In application, the ethical psychotherapist might pursue justice in therapy by providing a few extra termination sessions to the patient who has lost insurance benefits. He or she could offer a few pro bono visits to the patient who does not have the financial means to continue treatment or the fee for therapy could be reduced so that the patient could afford it. Or he or she could also volunteer to give time to those who do not have the means to pay for the services they receive. Regardless of the actual case, the ethical psychotherapist pursues justice in treatment and makes this one of the key principles in ethical decision-making.

5. Fidelity

The final principle of ethical decision-making is that of fidelity. Fidelity addresses a person’s responsibility to be loyal and truthful in their relationships with others. It also includes promise keeping, fulfilling commitments, and trustworthiness (Welfel and Kitchener 1992). In healthcare, however, the implementation of this principle extends beyond the regular responsibilities of business or contractual fulfillment to the creation of relationship based upon trust: the trust the patient has that the professional will always operate in the patient’s best interests and will always fulfill their professional obligations to operate in his or her best interests. Some authors have taken the position that fidelity, along with non maleficence, are the most legally salient moral principles (Bersoff and Koeppl 1993).

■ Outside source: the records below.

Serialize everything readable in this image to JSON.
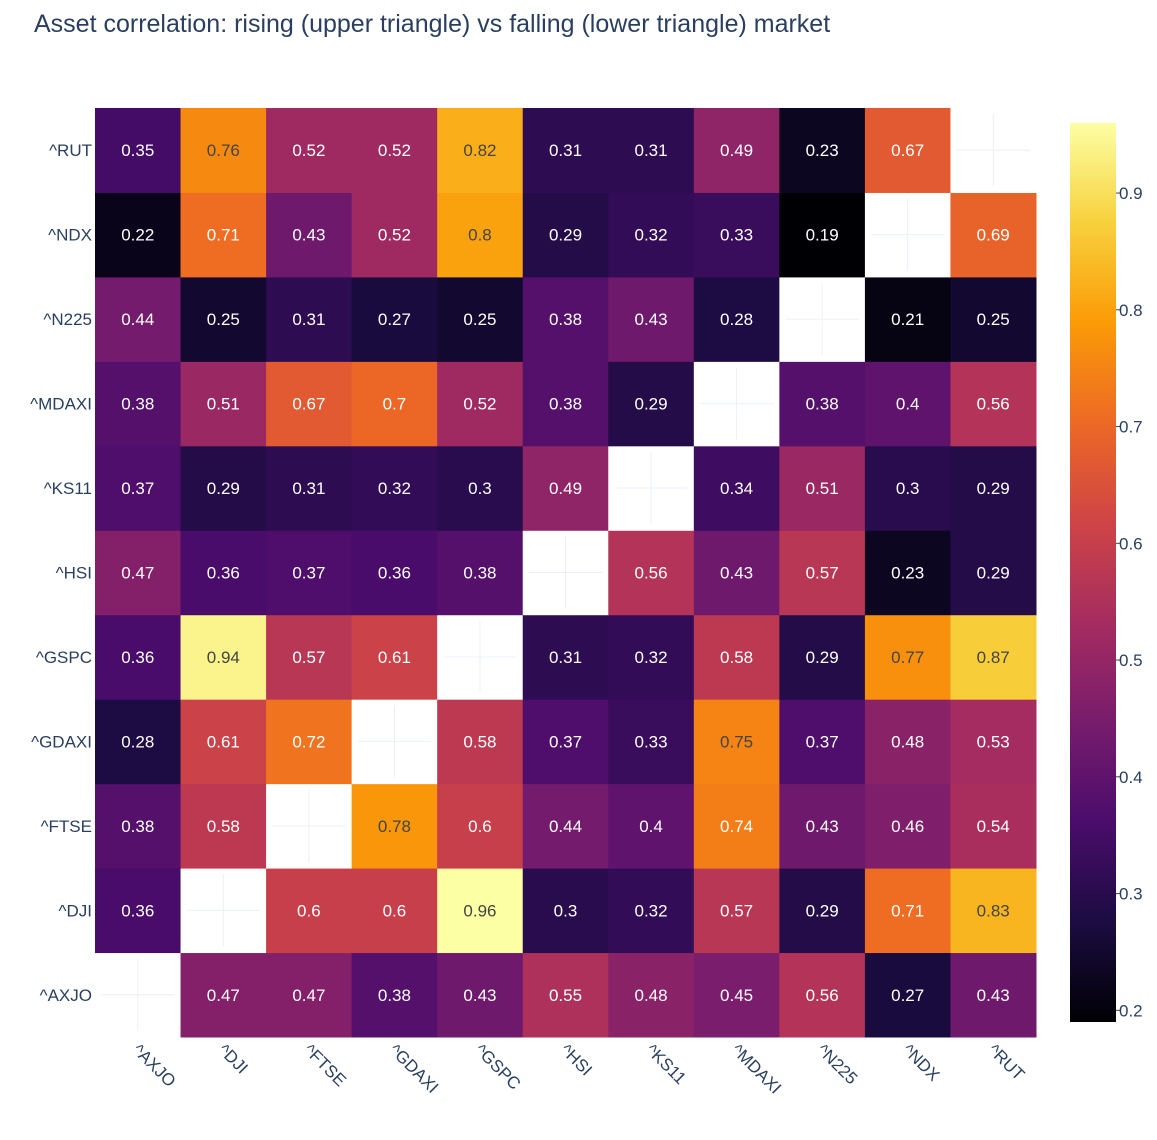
{
  "chart_data": {
    "type": "heatmap",
    "title": "Asset correlation: rising (upper triangle) vs falling (lower triangle) market",
    "x": [
      "^AXJO",
      "^DJI",
      "^FTSE",
      "^GDAXI",
      "^GSPC",
      "^HSI",
      "^KS11",
      "^MDAXI",
      "^N225",
      "^NDX",
      "^RUT"
    ],
    "y": [
      "^AXJO",
      "^DJI",
      "^FTSE",
      "^GDAXI",
      "^GSPC",
      "^HSI",
      "^KS11",
      "^MDAXI",
      "^N225",
      "^NDX",
      "^RUT"
    ],
    "z": [
      [
        null,
        0.47,
        0.47,
        0.38,
        0.43,
        0.55,
        0.48,
        0.45,
        0.56,
        0.27,
        0.43
      ],
      [
        0.36,
        null,
        0.6,
        0.6,
        0.96,
        0.3,
        0.32,
        0.57,
        0.29,
        0.71,
        0.83
      ],
      [
        0.38,
        0.58,
        null,
        0.78,
        0.6,
        0.44,
        0.4,
        0.74,
        0.43,
        0.46,
        0.54
      ],
      [
        0.28,
        0.61,
        0.72,
        null,
        0.58,
        0.37,
        0.33,
        0.75,
        0.37,
        0.48,
        0.53
      ],
      [
        0.36,
        0.94,
        0.57,
        0.61,
        null,
        0.31,
        0.32,
        0.58,
        0.29,
        0.77,
        0.87
      ],
      [
        0.47,
        0.36,
        0.37,
        0.36,
        0.38,
        null,
        0.56,
        0.43,
        0.57,
        0.23,
        0.29
      ],
      [
        0.37,
        0.29,
        0.31,
        0.32,
        0.3,
        0.49,
        null,
        0.34,
        0.51,
        0.3,
        0.29
      ],
      [
        0.38,
        0.51,
        0.67,
        0.7,
        0.52,
        0.38,
        0.29,
        null,
        0.38,
        0.4,
        0.56
      ],
      [
        0.44,
        0.25,
        0.31,
        0.27,
        0.25,
        0.38,
        0.43,
        0.28,
        null,
        0.21,
        0.25
      ],
      [
        0.22,
        0.71,
        0.43,
        0.52,
        0.8,
        0.29,
        0.32,
        0.33,
        0.19,
        null,
        0.69
      ],
      [
        0.35,
        0.76,
        0.52,
        0.52,
        0.82,
        0.31,
        0.31,
        0.49,
        0.23,
        0.67,
        null
      ]
    ],
    "zmin": 0.19,
    "zmax": 0.96,
    "colorscale": "inferno",
    "colorbar_ticks": [
      0.2,
      0.3,
      0.4,
      0.5,
      0.6,
      0.7,
      0.8,
      0.9
    ],
    "diagonal": "empty"
  }
}
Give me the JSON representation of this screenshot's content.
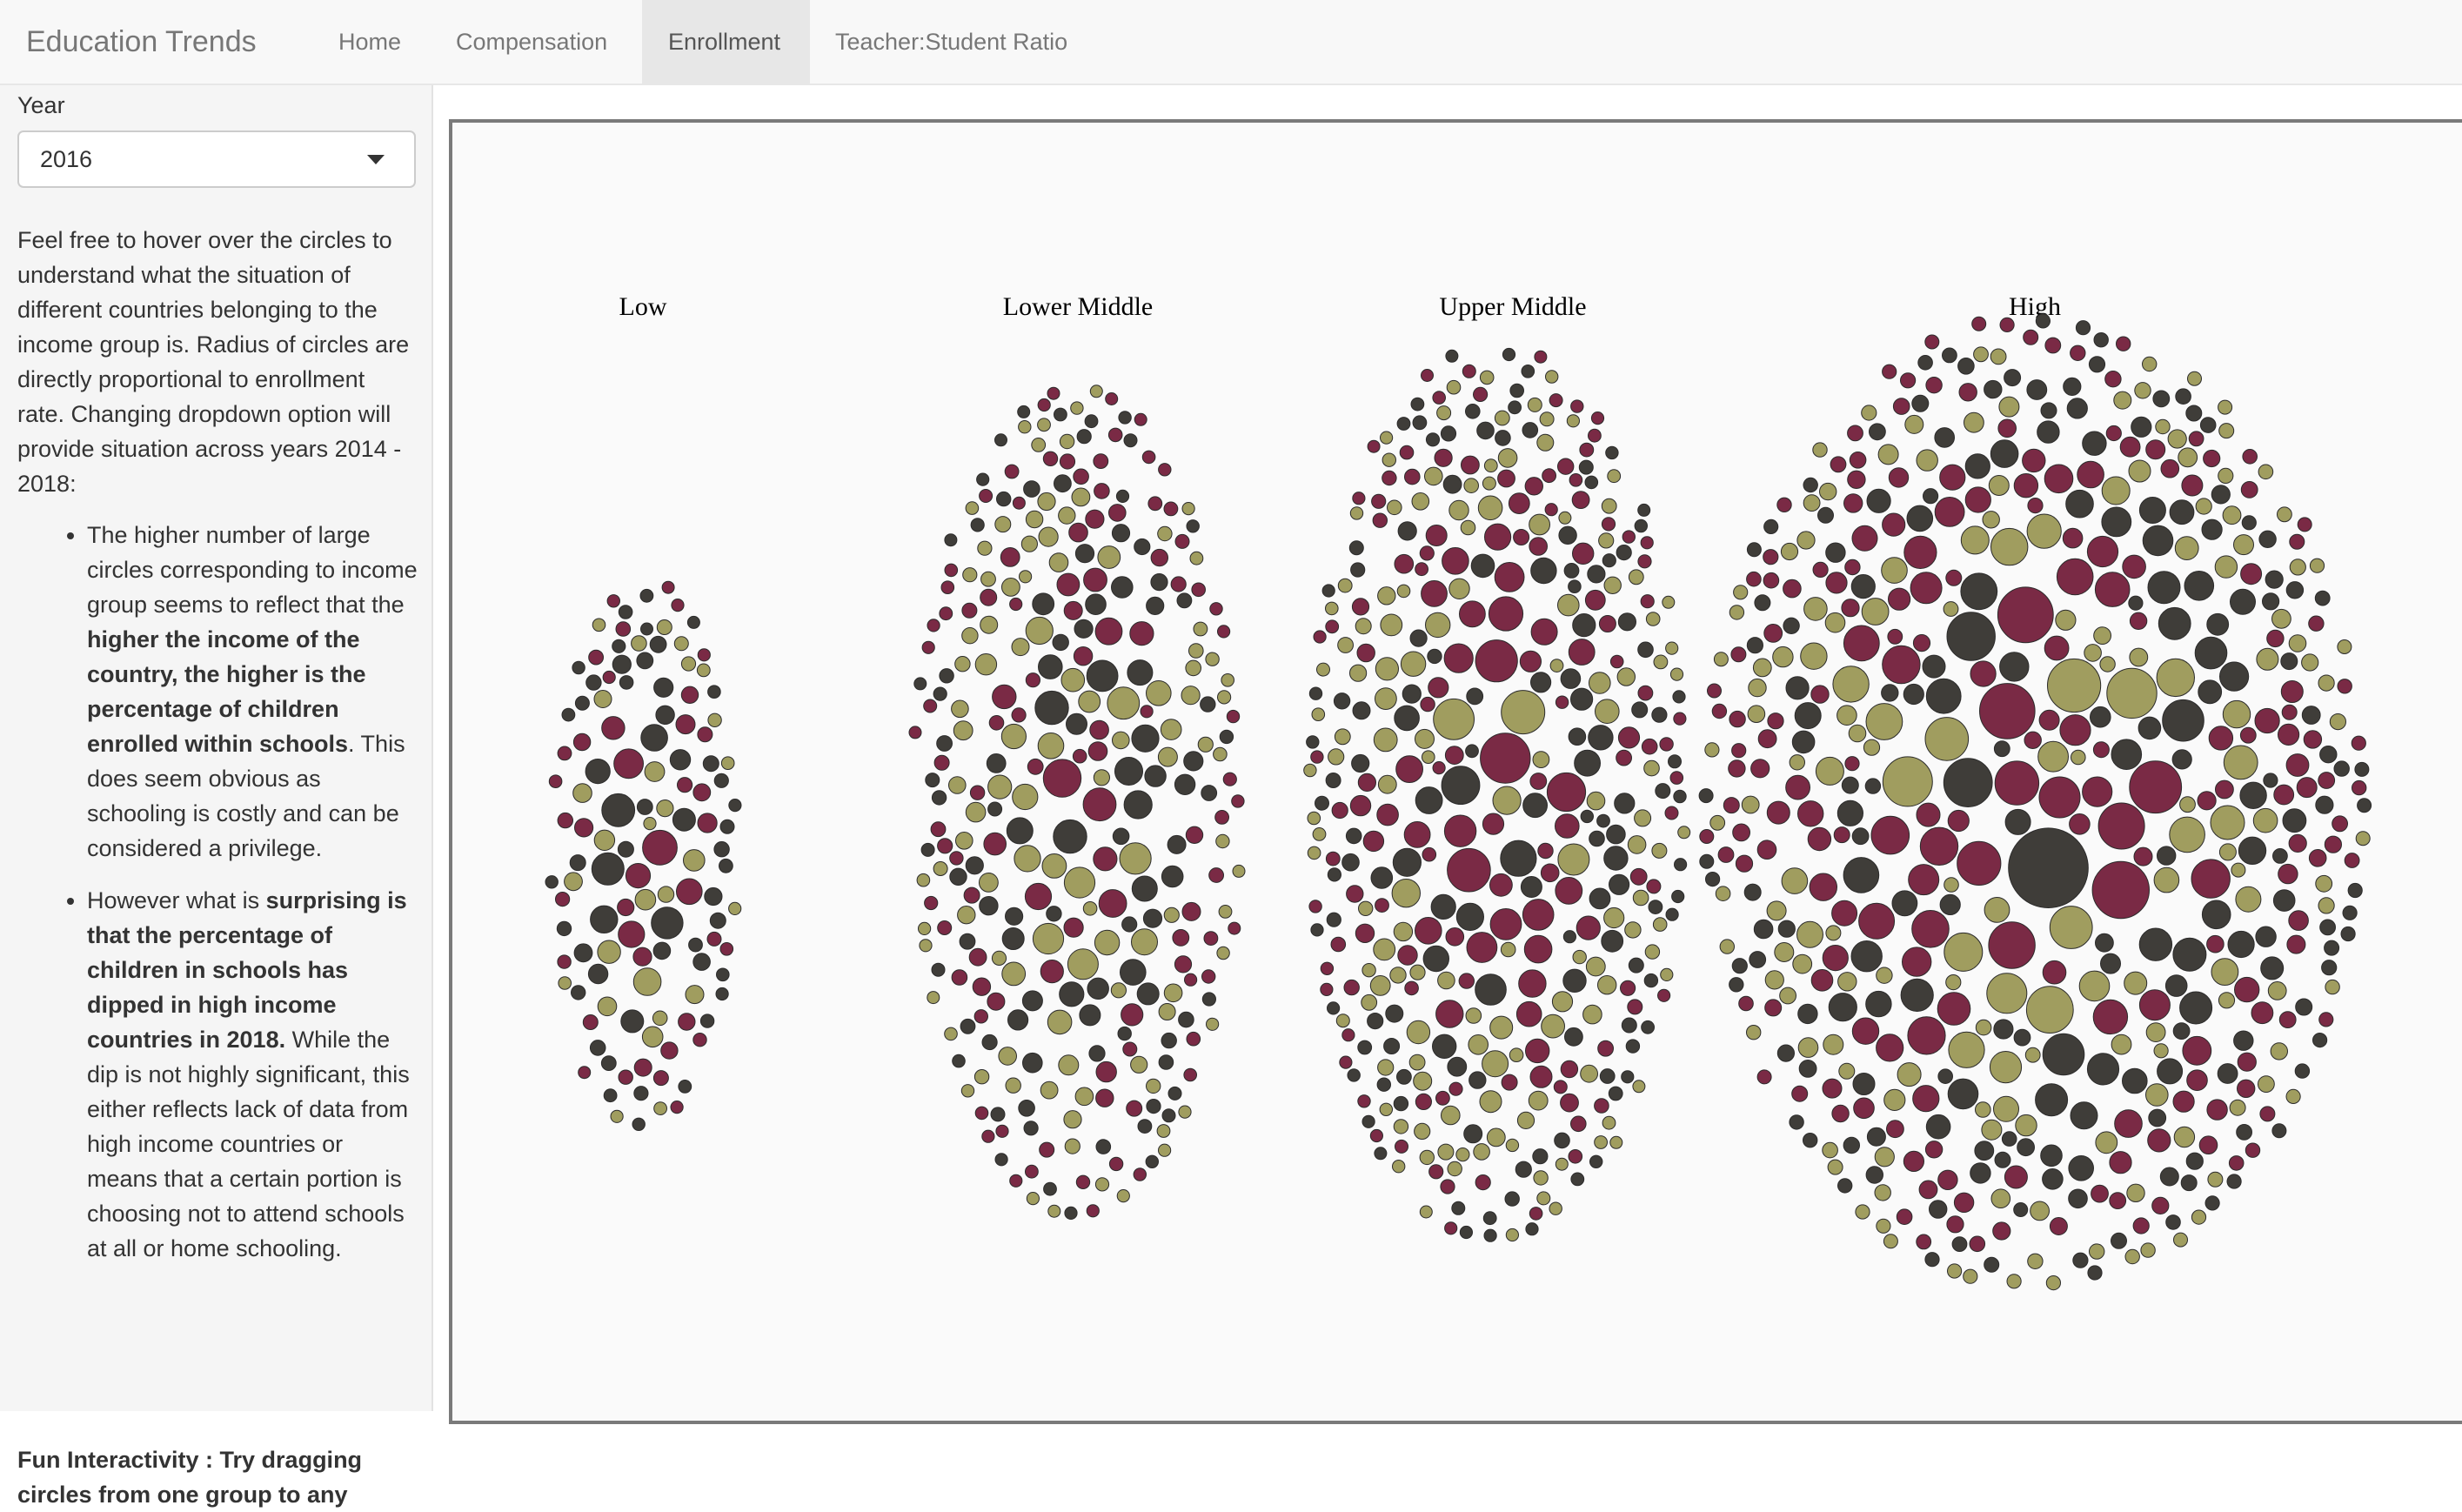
{
  "navbar": {
    "brand": "Education Trends",
    "tabs": [
      {
        "label": "Home",
        "active": false
      },
      {
        "label": "Compensation",
        "active": false
      },
      {
        "label": "Enrollment",
        "active": true
      },
      {
        "label": "Teacher:Student Ratio",
        "active": false
      }
    ]
  },
  "sidebar": {
    "year_label": "Year",
    "year_selected": "2016",
    "intro_text": "Feel free to hover over the circles to understand what the situation of different countries belonging to the income group is. Radius of circles are directly proportional to enrollment rate. Changing dropdown option will provide situation across years 2014 - 2018:",
    "bullet1": {
      "pre": "The higher number of large circles corresponding to income group seems to reflect that the ",
      "bold": "higher the income of the country, the higher is the percentage of children enrolled within schools",
      "post": ". This does seem obvious as schooling is costly and can be considered a privilege."
    },
    "bullet2": {
      "pre": "However what is ",
      "bold": "surprising is that the percentage of children in schools has dipped in high income countries in 2018.",
      "post": " While the dip is not highly significant, this either reflects lack of data from high income countries or means that a certain portion is choosing not to attend schools at all or home schooling."
    },
    "fun_text": "Fun Interactivity : Try dragging circles from one group to any"
  },
  "colors": {
    "olive": "#a09d5f",
    "maroon": "#7a2a45",
    "dark": "#3f3d39",
    "stroke": "#2b2b2b",
    "frame": "#7a7a7a"
  },
  "chart_data": {
    "type": "bubble-cluster",
    "encoding": "circle radius proportional to enrollment rate; one circle per country",
    "categories": [
      "Low",
      "Lower Middle",
      "Upper Middle",
      "High"
    ],
    "approx_country_counts": [
      60,
      150,
      200,
      270
    ],
    "series_colors": [
      "#a09d5f",
      "#7a2a45",
      "#3f3d39"
    ]
  }
}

As applied to psychotherapy, fidelity forces the professional to orient toward the patient’s needs and not his or her own. Thus, the therapist who allows a sexual relationship to develop in treatment would be violating this principle. Clearly such a relationship is designed to meet the therapist’s needs and becomes exploitive. This principle also applies to patient abandonment since such conduct would violate the trust the patient places in the psychotherapist, trust that the therapist will see the patient through the treatment process. Finally, fidelity also applies to circumstances where professionals allow administrative factors, like benefits limitations, fee capitation, and contractual rebates to affect their treatment decisions.

Fidelity, as applied to healthcare, is a dynamic process: and the way in which a therapist maintains fidelity in treatment changes as treatment changes. Fidelity also blends with the other principles of ethical decision-making to require that the therapist be open and honest in the treatment relationship and to make sure that the patient’s expectations are consistent with what the therapist can provide. Fidelity requires psychotherapists to make the best choices they can for those that they treat.

6. Summary

The ethical psychotherapist is one who understands the fundamentals of ethical philosophy and knows how to apply them to individual cases. If a psychotherapist is capable of viewing ethical dilemmas from the perspective of ethical philosophy, decisions regarding the correct choice, if you will, become much easier to find. This approach is much more effective than a rule-based system. Rule-based guidance will never give the psychotherapist ethical security because the profession is complex and is fraught with theoretical debate and inconsistency. The search for rules, versus an understanding of principles that generate those rules, will only create a complex, awkward, and laboriously large system that would truly obscure a professional’s ability to evaluate problems and to then choose the best course of action. Therefore, the answers to ethical questions can be found in the thoughtful implementation of the five principles of autonomy, beneficence, non malfeasance, fidelity, and justice in psychotherapy.